Beyond that, the most recent turn of events is most illustrative of a principle that governs the detection of wrongdoing at every level of society but, apparently, the highest level of our government – the inadvisability of of institutions investigating themselves.
The Senate committee ‘investigating’ the propriety of Duffy’s (and other) expense claims had, with Duffy’s announcement that he had ‘decided’ to pay back the housing allowance received, previously ‘closed the file’ on the issue. Amid recent disclosures, not the least of which is the finding that they originally did find substantial impropriety, they’ve (sheepishly) decided to re-open their investigation.

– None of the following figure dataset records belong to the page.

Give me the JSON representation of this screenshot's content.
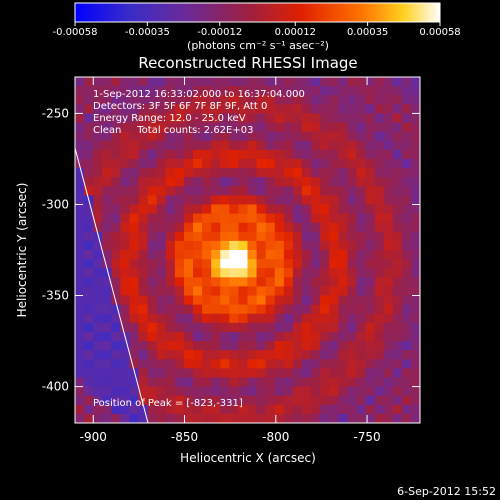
{
  "chart_data": {
    "type": "heatmap",
    "title": "Reconstructed RHESSI Image",
    "xlabel": "Heliocentric X (arcsec)",
    "ylabel": "Heliocentric Y (arcsec)",
    "xlim": [
      -910,
      -721
    ],
    "ylim": [
      -420,
      -230
    ],
    "xticks": [
      -900,
      -850,
      -800,
      -750
    ],
    "xtick_labels": [
      "-900",
      "-850",
      "-800",
      "-750"
    ],
    "yticks": [
      -250,
      -300,
      -350,
      -400
    ],
    "ytick_labels": [
      "-250",
      "-300",
      "-350",
      "-400"
    ],
    "colorbar": {
      "ticks": [
        -0.00058,
        -0.00035,
        -0.00012,
        0.00012,
        0.00035,
        0.00058
      ],
      "tick_labels": [
        "-0.00058",
        "-0.00035",
        "-0.00012",
        "0.00012",
        "0.00035",
        "0.00058"
      ],
      "range": [
        -0.00058,
        0.00058
      ],
      "unit_label": "(photons cm⁻² s⁻¹ asec⁻²)",
      "colors": [
        "#0000ff",
        "#3a2cc8",
        "#6a2a9a",
        "#a02040",
        "#e02000",
        "#ff7000",
        "#ffd020",
        "#ffffff"
      ]
    },
    "annotations": [
      "1-Sep-2012 16:33:02.000 to 16:37:04.000",
      "Detectors: 3F 5F 6F 7F 8F 9F, Att 0",
      "Energy Range: 12.0 - 25.0 keV",
      "Clean     Total counts: 2.62E+03"
    ],
    "peak_label": "Position of Peak = [-823,-331]",
    "peak": [
      -823,
      -331
    ],
    "limb": [
      [
        -910,
        -269
      ],
      [
        -870,
        -420
      ]
    ],
    "grid": "38x38"
  },
  "footer": {
    "timestamp": "6-Sep-2012 15:52"
  }
}
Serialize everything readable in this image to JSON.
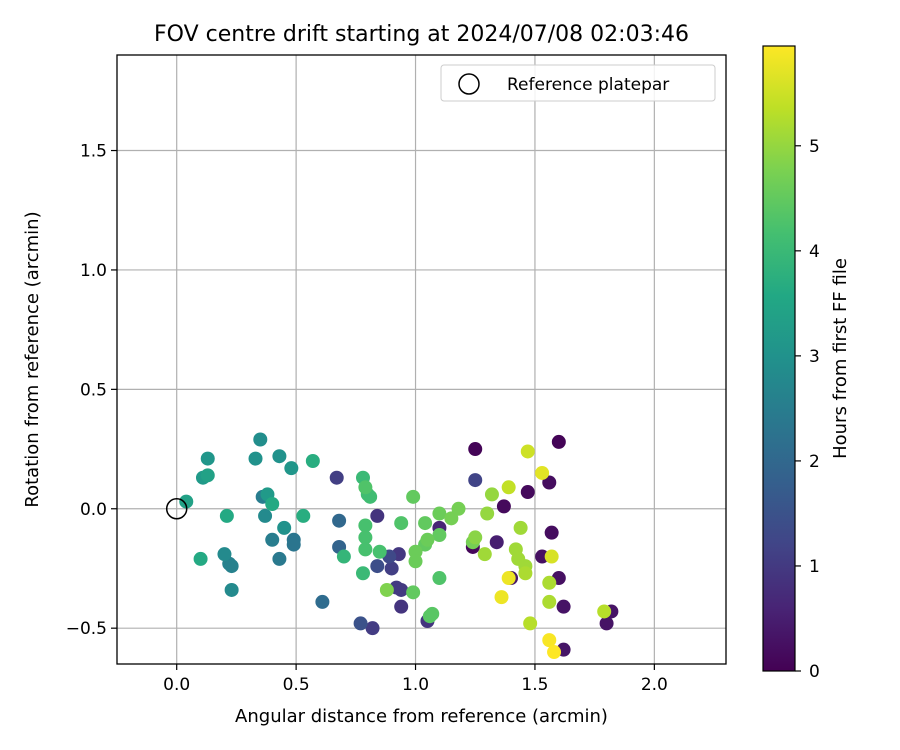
{
  "chart_data": {
    "type": "scatter",
    "title": "FOV centre drift starting at 2024/07/08 02:03:46",
    "xlabel": "Angular distance from reference (arcmin)",
    "ylabel": "Rotation from reference (arcmin)",
    "xlim": [
      -0.25,
      2.3
    ],
    "ylim": [
      -0.65,
      1.9
    ],
    "xticks": [
      0.0,
      0.5,
      1.0,
      1.5,
      2.0
    ],
    "xtick_labels": [
      "0.0",
      "0.5",
      "1.0",
      "1.5",
      "2.0"
    ],
    "yticks": [
      -0.5,
      0.0,
      0.5,
      1.0,
      1.5
    ],
    "ytick_labels": [
      "−0.5",
      "0.0",
      "0.5",
      "1.0",
      "1.5"
    ],
    "grid": true,
    "legend": {
      "placement": "top-right",
      "label": "Reference platepar"
    },
    "reference_point": {
      "x": 0.0,
      "y": 0.0
    },
    "colorbar": {
      "label": "Hours from first FF file",
      "colormap": "viridis",
      "range": [
        0,
        5.95
      ],
      "ticks": [
        0,
        1,
        2,
        3,
        4,
        5
      ],
      "tick_labels": [
        "0",
        "1",
        "2",
        "3",
        "4",
        "5"
      ]
    },
    "points": [
      {
        "x": 1.25,
        "y": 0.25,
        "h": 0.05
      },
      {
        "x": 1.6,
        "y": 0.28,
        "h": 0.05
      },
      {
        "x": 1.24,
        "y": -0.16,
        "h": 0.1
      },
      {
        "x": 1.37,
        "y": 0.01,
        "h": 0.15
      },
      {
        "x": 1.47,
        "y": 0.07,
        "h": 0.15
      },
      {
        "x": 1.56,
        "y": 0.11,
        "h": 0.2
      },
      {
        "x": 1.57,
        "y": -0.1,
        "h": 0.2
      },
      {
        "x": 1.53,
        "y": -0.2,
        "h": 0.25
      },
      {
        "x": 1.6,
        "y": -0.29,
        "h": 0.25
      },
      {
        "x": 1.62,
        "y": -0.41,
        "h": 0.3
      },
      {
        "x": 1.8,
        "y": -0.48,
        "h": 0.3
      },
      {
        "x": 1.82,
        "y": -0.43,
        "h": 0.3
      },
      {
        "x": 1.62,
        "y": -0.59,
        "h": 0.35
      },
      {
        "x": 1.4,
        "y": -0.29,
        "h": 0.4
      },
      {
        "x": 1.34,
        "y": -0.14,
        "h": 0.5
      },
      {
        "x": 1.1,
        "y": -0.08,
        "h": 0.6
      },
      {
        "x": 1.05,
        "y": -0.47,
        "h": 0.9
      },
      {
        "x": 0.94,
        "y": -0.41,
        "h": 0.9
      },
      {
        "x": 0.84,
        "y": -0.03,
        "h": 0.9
      },
      {
        "x": 0.93,
        "y": -0.19,
        "h": 0.95
      },
      {
        "x": 0.92,
        "y": -0.33,
        "h": 1.0
      },
      {
        "x": 0.94,
        "y": -0.34,
        "h": 1.0
      },
      {
        "x": 0.82,
        "y": -0.5,
        "h": 1.05
      },
      {
        "x": 0.9,
        "y": -0.25,
        "h": 1.1
      },
      {
        "x": 0.67,
        "y": 0.13,
        "h": 1.1
      },
      {
        "x": 0.89,
        "y": -0.2,
        "h": 1.3
      },
      {
        "x": 1.25,
        "y": 0.12,
        "h": 1.2
      },
      {
        "x": 0.84,
        "y": -0.24,
        "h": 1.4
      },
      {
        "x": 0.77,
        "y": -0.48,
        "h": 1.5
      },
      {
        "x": 0.68,
        "y": -0.16,
        "h": 1.9
      },
      {
        "x": 0.68,
        "y": -0.05,
        "h": 2.0
      },
      {
        "x": 0.61,
        "y": -0.39,
        "h": 2.1
      },
      {
        "x": 0.49,
        "y": -0.13,
        "h": 2.3
      },
      {
        "x": 0.49,
        "y": -0.15,
        "h": 2.3
      },
      {
        "x": 0.43,
        "y": -0.21,
        "h": 2.4
      },
      {
        "x": 0.4,
        "y": -0.13,
        "h": 2.5
      },
      {
        "x": 0.36,
        "y": 0.05,
        "h": 2.5
      },
      {
        "x": 0.22,
        "y": -0.23,
        "h": 2.6
      },
      {
        "x": 0.23,
        "y": -0.24,
        "h": 2.6
      },
      {
        "x": 0.2,
        "y": -0.19,
        "h": 2.8
      },
      {
        "x": 0.23,
        "y": -0.34,
        "h": 2.8
      },
      {
        "x": 0.37,
        "y": -0.03,
        "h": 2.8
      },
      {
        "x": 0.35,
        "y": 0.29,
        "h": 2.9
      },
      {
        "x": 0.33,
        "y": 0.21,
        "h": 3.0
      },
      {
        "x": 0.43,
        "y": 0.22,
        "h": 3.0
      },
      {
        "x": 0.45,
        "y": -0.08,
        "h": 3.0
      },
      {
        "x": 0.48,
        "y": 0.17,
        "h": 3.1
      },
      {
        "x": 0.38,
        "y": 0.06,
        "h": 3.2
      },
      {
        "x": 0.13,
        "y": 0.21,
        "h": 3.1
      },
      {
        "x": 0.11,
        "y": 0.13,
        "h": 3.2
      },
      {
        "x": 0.13,
        "y": 0.14,
        "h": 3.4
      },
      {
        "x": 0.04,
        "y": 0.03,
        "h": 3.4
      },
      {
        "x": 0.21,
        "y": -0.03,
        "h": 3.6
      },
      {
        "x": 0.1,
        "y": -0.21,
        "h": 3.6
      },
      {
        "x": 0.4,
        "y": 0.02,
        "h": 3.6
      },
      {
        "x": 0.53,
        "y": -0.03,
        "h": 3.7
      },
      {
        "x": 0.57,
        "y": 0.2,
        "h": 3.7
      },
      {
        "x": 0.7,
        "y": -0.2,
        "h": 3.9
      },
      {
        "x": 0.78,
        "y": -0.27,
        "h": 4.0
      },
      {
        "x": 0.78,
        "y": 0.13,
        "h": 4.0
      },
      {
        "x": 0.81,
        "y": 0.05,
        "h": 4.1
      },
      {
        "x": 0.8,
        "y": 0.06,
        "h": 4.1
      },
      {
        "x": 0.79,
        "y": -0.07,
        "h": 4.2
      },
      {
        "x": 0.79,
        "y": -0.12,
        "h": 4.2
      },
      {
        "x": 0.79,
        "y": -0.17,
        "h": 4.2
      },
      {
        "x": 0.85,
        "y": -0.18,
        "h": 4.2
      },
      {
        "x": 0.79,
        "y": 0.09,
        "h": 4.3
      },
      {
        "x": 0.94,
        "y": -0.06,
        "h": 4.3
      },
      {
        "x": 1.1,
        "y": -0.29,
        "h": 4.3
      },
      {
        "x": 1.06,
        "y": -0.45,
        "h": 4.4
      },
      {
        "x": 1.07,
        "y": -0.44,
        "h": 4.4
      },
      {
        "x": 0.99,
        "y": -0.35,
        "h": 4.5
      },
      {
        "x": 0.99,
        "y": 0.05,
        "h": 4.5
      },
      {
        "x": 1.04,
        "y": -0.06,
        "h": 4.5
      },
      {
        "x": 1.04,
        "y": -0.15,
        "h": 4.5
      },
      {
        "x": 1.1,
        "y": -0.11,
        "h": 4.5
      },
      {
        "x": 1.05,
        "y": -0.13,
        "h": 4.6
      },
      {
        "x": 1.0,
        "y": -0.18,
        "h": 4.6
      },
      {
        "x": 1.0,
        "y": -0.22,
        "h": 4.6
      },
      {
        "x": 1.1,
        "y": -0.02,
        "h": 4.6
      },
      {
        "x": 1.15,
        "y": -0.04,
        "h": 4.7
      },
      {
        "x": 1.18,
        "y": 0.0,
        "h": 4.7
      },
      {
        "x": 1.24,
        "y": -0.14,
        "h": 4.7
      },
      {
        "x": 0.88,
        "y": -0.34,
        "h": 4.8
      },
      {
        "x": 1.25,
        "y": -0.12,
        "h": 4.9
      },
      {
        "x": 1.3,
        "y": -0.02,
        "h": 5.0
      },
      {
        "x": 1.32,
        "y": 0.06,
        "h": 5.0
      },
      {
        "x": 1.29,
        "y": -0.19,
        "h": 5.1
      },
      {
        "x": 1.42,
        "y": -0.17,
        "h": 5.1
      },
      {
        "x": 1.43,
        "y": -0.21,
        "h": 5.1
      },
      {
        "x": 1.44,
        "y": -0.08,
        "h": 5.1
      },
      {
        "x": 1.46,
        "y": -0.24,
        "h": 5.1
      },
      {
        "x": 1.46,
        "y": -0.27,
        "h": 5.2
      },
      {
        "x": 1.56,
        "y": -0.31,
        "h": 5.2
      },
      {
        "x": 1.56,
        "y": -0.39,
        "h": 5.2
      },
      {
        "x": 1.48,
        "y": -0.48,
        "h": 5.3
      },
      {
        "x": 1.79,
        "y": -0.43,
        "h": 5.3
      },
      {
        "x": 1.39,
        "y": 0.09,
        "h": 5.4
      },
      {
        "x": 1.47,
        "y": 0.24,
        "h": 5.5
      },
      {
        "x": 1.57,
        "y": -0.2,
        "h": 5.6
      },
      {
        "x": 1.53,
        "y": 0.15,
        "h": 5.7
      },
      {
        "x": 1.39,
        "y": -0.29,
        "h": 5.8
      },
      {
        "x": 1.36,
        "y": -0.37,
        "h": 5.8
      },
      {
        "x": 1.56,
        "y": -0.55,
        "h": 5.9
      },
      {
        "x": 1.58,
        "y": -0.6,
        "h": 5.95
      }
    ]
  }
}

This all speaks to some of the ‘rules’ of the game these folks play: They will do anything (as in Duffy’s case, forewarning of improprieties found and giving him an opportunity to institute ‘rectification’ measures, just for a start) to preserve their greasy sinecure. Only when their joint discovery for the charlatans, thieves and carpetbaggers that they are becomes imminent, do they throw a couple of their own to the ‘wolves’ – namely that honourable profession from whence Duffy came.